It’s been nearly two weeks since Easter Sunday, and I’ve discovered that, despite my expectations, things simply aren’t slowing down. Since that Sunday, I’ve had more meetings than I care to count, community activities to tend to, wedding save-the-dates to mail, and the small task of moving to a house closer to the church and roomier (in preparation for Greg’s arrival in Connecticut come July).
Needless to say, I’ve been busy, and it seems as though you, dear reader, have been neglected. Lots of exciting things are on their way in the coming months, but for now, these pictures will have to suffice as a visual review of the last weeks.
Let’s start with Maundy Thursday.
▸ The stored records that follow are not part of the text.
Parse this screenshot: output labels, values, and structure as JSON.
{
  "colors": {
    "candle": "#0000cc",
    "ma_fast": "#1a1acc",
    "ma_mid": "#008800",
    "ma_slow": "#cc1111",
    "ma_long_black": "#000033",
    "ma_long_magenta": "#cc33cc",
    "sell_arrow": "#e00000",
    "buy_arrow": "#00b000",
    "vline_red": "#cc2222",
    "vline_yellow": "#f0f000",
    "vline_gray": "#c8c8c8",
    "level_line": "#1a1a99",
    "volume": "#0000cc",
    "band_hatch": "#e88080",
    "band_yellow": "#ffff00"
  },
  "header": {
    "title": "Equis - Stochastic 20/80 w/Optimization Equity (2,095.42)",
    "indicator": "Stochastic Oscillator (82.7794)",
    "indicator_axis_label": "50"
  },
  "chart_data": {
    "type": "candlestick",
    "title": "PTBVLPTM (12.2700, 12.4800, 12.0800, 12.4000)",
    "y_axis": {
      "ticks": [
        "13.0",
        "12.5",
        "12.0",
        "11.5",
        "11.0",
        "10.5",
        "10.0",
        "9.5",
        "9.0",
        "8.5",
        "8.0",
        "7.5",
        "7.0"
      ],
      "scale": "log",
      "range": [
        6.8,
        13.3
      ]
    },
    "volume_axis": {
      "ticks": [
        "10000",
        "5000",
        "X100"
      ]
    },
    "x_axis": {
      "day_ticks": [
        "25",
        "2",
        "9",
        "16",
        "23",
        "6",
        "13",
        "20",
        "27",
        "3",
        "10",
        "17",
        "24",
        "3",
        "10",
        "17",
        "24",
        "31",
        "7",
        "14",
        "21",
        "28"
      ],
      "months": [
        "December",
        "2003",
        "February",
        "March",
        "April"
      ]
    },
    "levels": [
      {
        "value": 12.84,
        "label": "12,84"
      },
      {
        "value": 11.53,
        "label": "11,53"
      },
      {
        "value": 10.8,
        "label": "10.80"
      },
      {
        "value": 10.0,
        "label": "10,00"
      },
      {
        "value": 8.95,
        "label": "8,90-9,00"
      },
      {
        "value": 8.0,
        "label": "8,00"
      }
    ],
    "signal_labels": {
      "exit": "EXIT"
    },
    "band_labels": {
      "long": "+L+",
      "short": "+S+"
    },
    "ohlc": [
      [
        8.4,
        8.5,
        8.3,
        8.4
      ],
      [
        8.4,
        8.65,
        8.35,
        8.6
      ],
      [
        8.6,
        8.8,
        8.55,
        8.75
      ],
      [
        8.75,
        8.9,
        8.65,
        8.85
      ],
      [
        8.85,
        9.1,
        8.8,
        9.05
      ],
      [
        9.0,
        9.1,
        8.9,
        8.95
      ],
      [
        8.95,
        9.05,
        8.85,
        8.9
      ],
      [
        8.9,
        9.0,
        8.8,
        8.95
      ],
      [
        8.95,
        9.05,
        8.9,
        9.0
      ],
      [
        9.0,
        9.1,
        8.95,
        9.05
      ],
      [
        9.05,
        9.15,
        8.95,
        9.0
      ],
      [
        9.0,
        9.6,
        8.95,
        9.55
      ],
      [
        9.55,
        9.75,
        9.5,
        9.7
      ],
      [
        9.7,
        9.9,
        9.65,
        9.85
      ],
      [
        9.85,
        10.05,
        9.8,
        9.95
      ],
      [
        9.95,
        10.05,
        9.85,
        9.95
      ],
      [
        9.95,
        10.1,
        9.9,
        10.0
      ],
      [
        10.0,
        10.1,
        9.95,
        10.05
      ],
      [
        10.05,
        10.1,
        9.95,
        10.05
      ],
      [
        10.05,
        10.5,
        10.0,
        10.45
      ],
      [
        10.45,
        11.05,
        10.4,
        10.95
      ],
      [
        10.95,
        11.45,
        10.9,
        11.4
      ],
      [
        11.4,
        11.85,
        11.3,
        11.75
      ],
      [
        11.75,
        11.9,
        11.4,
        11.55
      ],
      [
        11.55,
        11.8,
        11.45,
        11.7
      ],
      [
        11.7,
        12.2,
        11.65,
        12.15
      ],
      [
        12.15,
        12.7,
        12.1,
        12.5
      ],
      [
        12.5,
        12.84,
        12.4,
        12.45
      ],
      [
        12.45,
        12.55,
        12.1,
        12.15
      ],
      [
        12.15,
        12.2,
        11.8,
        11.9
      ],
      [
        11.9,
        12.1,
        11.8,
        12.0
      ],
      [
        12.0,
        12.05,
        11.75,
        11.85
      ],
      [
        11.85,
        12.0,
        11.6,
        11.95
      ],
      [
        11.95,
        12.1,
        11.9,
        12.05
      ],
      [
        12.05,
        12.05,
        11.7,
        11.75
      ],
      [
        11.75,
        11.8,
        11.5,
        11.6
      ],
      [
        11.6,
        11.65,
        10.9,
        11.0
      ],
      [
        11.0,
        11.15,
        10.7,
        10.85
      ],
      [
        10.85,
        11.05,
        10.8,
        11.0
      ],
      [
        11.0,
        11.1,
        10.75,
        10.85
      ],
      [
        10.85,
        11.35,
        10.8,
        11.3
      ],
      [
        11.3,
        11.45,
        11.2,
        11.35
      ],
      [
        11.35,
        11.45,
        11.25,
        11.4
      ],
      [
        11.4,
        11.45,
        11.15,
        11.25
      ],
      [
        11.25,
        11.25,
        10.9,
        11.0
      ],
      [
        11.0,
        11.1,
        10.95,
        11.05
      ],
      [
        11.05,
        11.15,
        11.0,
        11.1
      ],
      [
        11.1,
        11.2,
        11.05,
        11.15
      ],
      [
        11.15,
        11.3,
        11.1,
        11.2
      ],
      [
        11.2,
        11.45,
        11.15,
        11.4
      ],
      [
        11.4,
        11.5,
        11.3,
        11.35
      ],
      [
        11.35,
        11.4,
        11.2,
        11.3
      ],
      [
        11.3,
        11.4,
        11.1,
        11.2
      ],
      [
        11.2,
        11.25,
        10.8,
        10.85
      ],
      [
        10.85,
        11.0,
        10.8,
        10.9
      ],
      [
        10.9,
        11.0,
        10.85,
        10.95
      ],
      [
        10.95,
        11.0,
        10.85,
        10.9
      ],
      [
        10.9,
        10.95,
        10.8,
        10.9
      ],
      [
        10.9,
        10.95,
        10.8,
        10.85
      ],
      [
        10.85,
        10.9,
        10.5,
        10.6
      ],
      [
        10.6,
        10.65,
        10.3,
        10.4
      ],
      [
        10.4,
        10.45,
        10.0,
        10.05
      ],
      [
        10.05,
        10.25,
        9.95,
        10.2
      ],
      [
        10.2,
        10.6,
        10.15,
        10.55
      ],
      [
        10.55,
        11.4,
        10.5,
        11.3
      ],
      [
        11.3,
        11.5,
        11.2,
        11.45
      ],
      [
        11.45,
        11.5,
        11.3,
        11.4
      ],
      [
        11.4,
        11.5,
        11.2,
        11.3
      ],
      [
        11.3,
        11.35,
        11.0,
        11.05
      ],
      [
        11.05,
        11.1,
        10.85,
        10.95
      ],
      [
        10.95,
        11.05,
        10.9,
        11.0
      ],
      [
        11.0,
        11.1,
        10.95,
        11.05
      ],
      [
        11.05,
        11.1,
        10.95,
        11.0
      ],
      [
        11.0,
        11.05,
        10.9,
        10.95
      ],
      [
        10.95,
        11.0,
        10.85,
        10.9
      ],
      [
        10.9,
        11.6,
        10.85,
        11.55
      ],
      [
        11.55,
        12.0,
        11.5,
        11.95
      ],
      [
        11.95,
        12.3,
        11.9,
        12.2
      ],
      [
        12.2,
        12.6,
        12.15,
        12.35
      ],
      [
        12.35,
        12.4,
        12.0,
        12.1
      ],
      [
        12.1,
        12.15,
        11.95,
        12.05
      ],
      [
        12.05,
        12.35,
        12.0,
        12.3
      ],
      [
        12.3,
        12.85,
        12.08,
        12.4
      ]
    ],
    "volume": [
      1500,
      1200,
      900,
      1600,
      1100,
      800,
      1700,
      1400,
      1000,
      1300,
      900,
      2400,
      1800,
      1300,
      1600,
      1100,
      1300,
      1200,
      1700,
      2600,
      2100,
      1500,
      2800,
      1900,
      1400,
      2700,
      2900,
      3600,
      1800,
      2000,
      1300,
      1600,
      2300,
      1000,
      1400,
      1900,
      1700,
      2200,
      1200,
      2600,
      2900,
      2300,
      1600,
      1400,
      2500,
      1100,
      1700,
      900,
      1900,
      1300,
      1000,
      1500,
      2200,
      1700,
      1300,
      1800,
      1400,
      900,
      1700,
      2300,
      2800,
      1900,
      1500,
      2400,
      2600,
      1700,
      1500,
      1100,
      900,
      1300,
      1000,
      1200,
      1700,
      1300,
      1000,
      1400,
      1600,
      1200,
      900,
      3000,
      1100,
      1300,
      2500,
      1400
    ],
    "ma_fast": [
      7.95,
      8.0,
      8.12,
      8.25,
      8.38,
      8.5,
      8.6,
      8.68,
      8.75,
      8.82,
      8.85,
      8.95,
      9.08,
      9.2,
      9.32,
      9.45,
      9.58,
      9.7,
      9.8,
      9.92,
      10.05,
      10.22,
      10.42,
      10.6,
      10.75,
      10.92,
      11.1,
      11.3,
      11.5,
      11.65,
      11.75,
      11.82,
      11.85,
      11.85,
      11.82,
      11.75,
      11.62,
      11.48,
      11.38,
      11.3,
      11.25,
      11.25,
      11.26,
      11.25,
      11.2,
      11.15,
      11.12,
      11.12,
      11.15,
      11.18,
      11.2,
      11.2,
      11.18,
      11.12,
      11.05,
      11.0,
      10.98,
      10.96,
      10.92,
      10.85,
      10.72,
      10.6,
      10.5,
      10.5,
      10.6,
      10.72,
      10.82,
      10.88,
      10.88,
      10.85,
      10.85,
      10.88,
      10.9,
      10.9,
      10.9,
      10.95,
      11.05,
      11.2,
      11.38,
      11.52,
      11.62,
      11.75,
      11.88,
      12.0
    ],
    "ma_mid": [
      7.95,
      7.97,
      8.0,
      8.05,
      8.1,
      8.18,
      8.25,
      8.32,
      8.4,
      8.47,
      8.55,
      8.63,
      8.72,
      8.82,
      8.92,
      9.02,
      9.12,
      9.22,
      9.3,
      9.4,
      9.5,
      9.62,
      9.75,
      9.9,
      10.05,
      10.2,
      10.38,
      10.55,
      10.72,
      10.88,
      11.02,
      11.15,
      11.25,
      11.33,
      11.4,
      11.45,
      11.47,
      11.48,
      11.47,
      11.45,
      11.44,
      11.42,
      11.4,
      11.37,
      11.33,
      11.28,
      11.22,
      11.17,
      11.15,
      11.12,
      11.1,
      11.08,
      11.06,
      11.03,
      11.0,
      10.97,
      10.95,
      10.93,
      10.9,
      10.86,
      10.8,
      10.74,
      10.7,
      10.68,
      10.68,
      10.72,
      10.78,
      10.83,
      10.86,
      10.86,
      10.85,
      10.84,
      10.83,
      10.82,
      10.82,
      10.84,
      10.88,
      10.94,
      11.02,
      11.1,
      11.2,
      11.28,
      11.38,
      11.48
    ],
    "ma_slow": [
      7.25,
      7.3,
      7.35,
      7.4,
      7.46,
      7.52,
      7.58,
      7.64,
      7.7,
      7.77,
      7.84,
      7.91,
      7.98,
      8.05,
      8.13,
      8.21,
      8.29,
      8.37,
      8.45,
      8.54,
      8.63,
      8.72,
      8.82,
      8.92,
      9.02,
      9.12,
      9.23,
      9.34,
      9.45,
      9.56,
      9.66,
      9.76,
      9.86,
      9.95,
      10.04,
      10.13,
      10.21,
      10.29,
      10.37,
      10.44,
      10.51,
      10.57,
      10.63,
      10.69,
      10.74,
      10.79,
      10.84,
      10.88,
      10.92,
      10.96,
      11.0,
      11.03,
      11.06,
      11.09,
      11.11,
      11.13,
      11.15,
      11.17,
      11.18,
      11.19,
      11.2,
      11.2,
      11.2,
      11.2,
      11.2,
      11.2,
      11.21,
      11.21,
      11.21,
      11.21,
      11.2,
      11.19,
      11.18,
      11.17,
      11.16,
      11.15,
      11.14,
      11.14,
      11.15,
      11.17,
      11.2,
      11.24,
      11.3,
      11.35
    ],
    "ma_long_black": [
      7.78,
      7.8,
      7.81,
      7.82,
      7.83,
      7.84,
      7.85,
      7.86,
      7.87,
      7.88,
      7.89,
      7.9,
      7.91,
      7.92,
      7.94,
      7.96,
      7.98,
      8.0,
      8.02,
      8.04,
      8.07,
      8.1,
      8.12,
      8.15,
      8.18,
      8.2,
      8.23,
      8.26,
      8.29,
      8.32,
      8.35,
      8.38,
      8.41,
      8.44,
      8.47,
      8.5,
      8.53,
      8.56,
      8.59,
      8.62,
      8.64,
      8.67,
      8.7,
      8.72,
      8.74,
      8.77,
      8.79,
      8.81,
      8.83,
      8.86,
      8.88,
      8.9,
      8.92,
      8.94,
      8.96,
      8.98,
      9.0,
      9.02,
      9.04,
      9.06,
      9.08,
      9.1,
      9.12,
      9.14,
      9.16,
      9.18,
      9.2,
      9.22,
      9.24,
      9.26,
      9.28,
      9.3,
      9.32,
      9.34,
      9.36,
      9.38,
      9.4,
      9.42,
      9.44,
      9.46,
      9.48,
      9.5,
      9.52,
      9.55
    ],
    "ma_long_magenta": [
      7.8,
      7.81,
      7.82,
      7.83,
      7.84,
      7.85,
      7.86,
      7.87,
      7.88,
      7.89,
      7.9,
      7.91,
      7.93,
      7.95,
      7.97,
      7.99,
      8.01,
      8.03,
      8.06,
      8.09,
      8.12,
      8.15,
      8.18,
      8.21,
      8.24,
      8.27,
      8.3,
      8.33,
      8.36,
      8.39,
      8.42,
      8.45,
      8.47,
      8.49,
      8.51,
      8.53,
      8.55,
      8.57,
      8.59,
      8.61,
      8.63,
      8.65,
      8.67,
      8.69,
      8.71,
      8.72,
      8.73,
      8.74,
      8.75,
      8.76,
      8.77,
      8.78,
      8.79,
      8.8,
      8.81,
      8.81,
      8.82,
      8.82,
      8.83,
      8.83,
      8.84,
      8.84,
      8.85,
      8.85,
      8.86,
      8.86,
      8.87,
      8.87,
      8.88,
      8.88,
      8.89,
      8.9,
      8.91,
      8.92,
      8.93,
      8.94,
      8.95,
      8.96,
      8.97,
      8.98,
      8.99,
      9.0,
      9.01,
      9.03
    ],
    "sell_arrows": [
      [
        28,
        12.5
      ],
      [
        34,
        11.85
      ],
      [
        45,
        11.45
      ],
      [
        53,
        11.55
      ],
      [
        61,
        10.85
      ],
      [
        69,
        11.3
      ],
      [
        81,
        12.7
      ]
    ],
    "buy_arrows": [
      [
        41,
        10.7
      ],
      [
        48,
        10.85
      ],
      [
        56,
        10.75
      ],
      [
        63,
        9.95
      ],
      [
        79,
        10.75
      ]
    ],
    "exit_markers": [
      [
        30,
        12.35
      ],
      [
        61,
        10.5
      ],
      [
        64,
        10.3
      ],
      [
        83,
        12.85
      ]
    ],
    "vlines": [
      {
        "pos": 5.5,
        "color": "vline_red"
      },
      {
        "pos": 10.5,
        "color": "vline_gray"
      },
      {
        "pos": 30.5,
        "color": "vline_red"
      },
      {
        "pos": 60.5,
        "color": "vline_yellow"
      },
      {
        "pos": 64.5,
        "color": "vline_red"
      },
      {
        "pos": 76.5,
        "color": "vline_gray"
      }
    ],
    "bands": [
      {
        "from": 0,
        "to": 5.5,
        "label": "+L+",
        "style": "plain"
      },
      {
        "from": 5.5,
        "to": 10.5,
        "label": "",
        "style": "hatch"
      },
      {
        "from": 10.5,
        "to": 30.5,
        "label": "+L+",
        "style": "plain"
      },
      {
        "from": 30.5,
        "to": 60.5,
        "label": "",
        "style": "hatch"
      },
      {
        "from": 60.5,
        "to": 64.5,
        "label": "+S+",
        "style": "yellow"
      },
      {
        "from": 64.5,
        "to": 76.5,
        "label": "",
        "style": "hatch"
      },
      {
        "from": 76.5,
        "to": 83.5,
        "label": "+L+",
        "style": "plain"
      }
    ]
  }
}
I carried two 6′ tables into the sanctuary and set them up in a slight “v” shape. At the center was my grandmother’s bread board (which she made biscuits in nearly every day of her adult life). Palms from Palm Sunday adorned the table, as did baskets of candles that worshippers were invited to light after leaving the table. We shared the feast in groups of twelve–an intimate meal on a sacred night.
Good Friday arrived, and with it came this prickly crown of thorns that circled the cross we carried around a local park. Read about that here.
On Saturday, some of my congregants came to the church to spruce things up and transform the sanctuary to it’s Easter glory.
Early the next morning (and I mean early–5:45 a. m.) we gathered on a local highpoint to watch the sunrise.
Then we gathered to worship at Westfield.
The same bread board was used for Holy Communion on Easter morning.
The silver cup closest to the bread is the 1732 Cup which was given to our congregation in 1732 by Mary Danielson.
Even our children were eager to help welcome visitors!
After worship, we had a community-wide Easter Egg hunt complete with 750 eggs to find and 40 baskets for hunters to gather their spoils in.
Later, I was so keyed up from the day, I found myself desperate to nap, but unable to quiet my mind enough to do so. So, I went for a drive. Along one of our higher roads, I paused to snap this next picture. The white spire in the distance is Westfield–a local landmark (in this incarnation) since 1854.